Parágrafo único. Caberá à administração pública no âmbito estadual, municipal e do Distrito Federal disciplinar, em regulamento próprio, os padrões de controle do atendimento e avaliação da satisfação do usuário dos serviços públicos, referido no caput.

CAPÍTULO IX

DAS DISPOSIÇÕES FINAIS

Art. 28. Os órgãos da administração pública federal, direta e indireta, devem incluir em seus orçamentos anuais e plurianuais dotações destinadas a viabilizar ações previstas neste Decreto, prioritariamente as relativas à formação, capacitação e qualificação de professores, servidores e empregados para o uso e difusão da Libras e à realização da tradução e interpretação de Libras - Língua Portuguesa, a partir de um ano da publicação deste Decreto.

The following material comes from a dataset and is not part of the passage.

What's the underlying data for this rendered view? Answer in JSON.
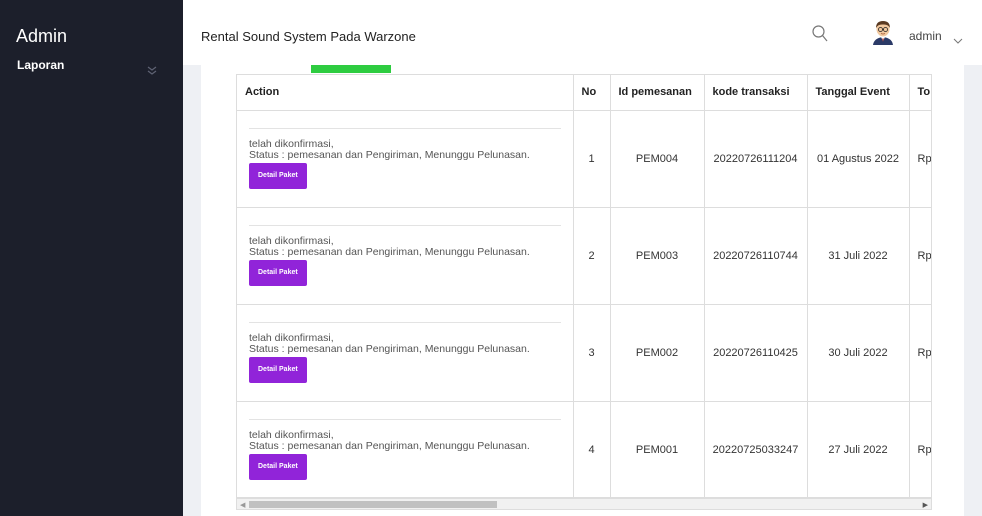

Art. 29. O Distrito Federal, os Estados e os Municípios, no âmbito de suas competências, definirão os instrumentos para a efetiva implantação e o controle do uso e difusão de Libras e de sua tradução e interpretação, referidos nos dispositivos deste Decreto.

Art. 30. Os órgãos da administração pública estadual, municipal e do Distrito Federal, direta e indireta, viabilizarão as ações previstas neste Decreto com dotações específicas em seus orçamentos anuais e plurianuais, prioritariamente as relativas à formação, capacitação e qualificação de professores, servidores e empregados para o uso e difusão da Libras e à realização da tradução e interpretação de Libras - Língua Portuguesa, a partir de um ano da publicação deste Decreto.

Art. 31. Este Decreto entra em vigor na data de sua publicação.

Brasília, 22 de dezembro de 2005; 184o da Independência e 117o da República.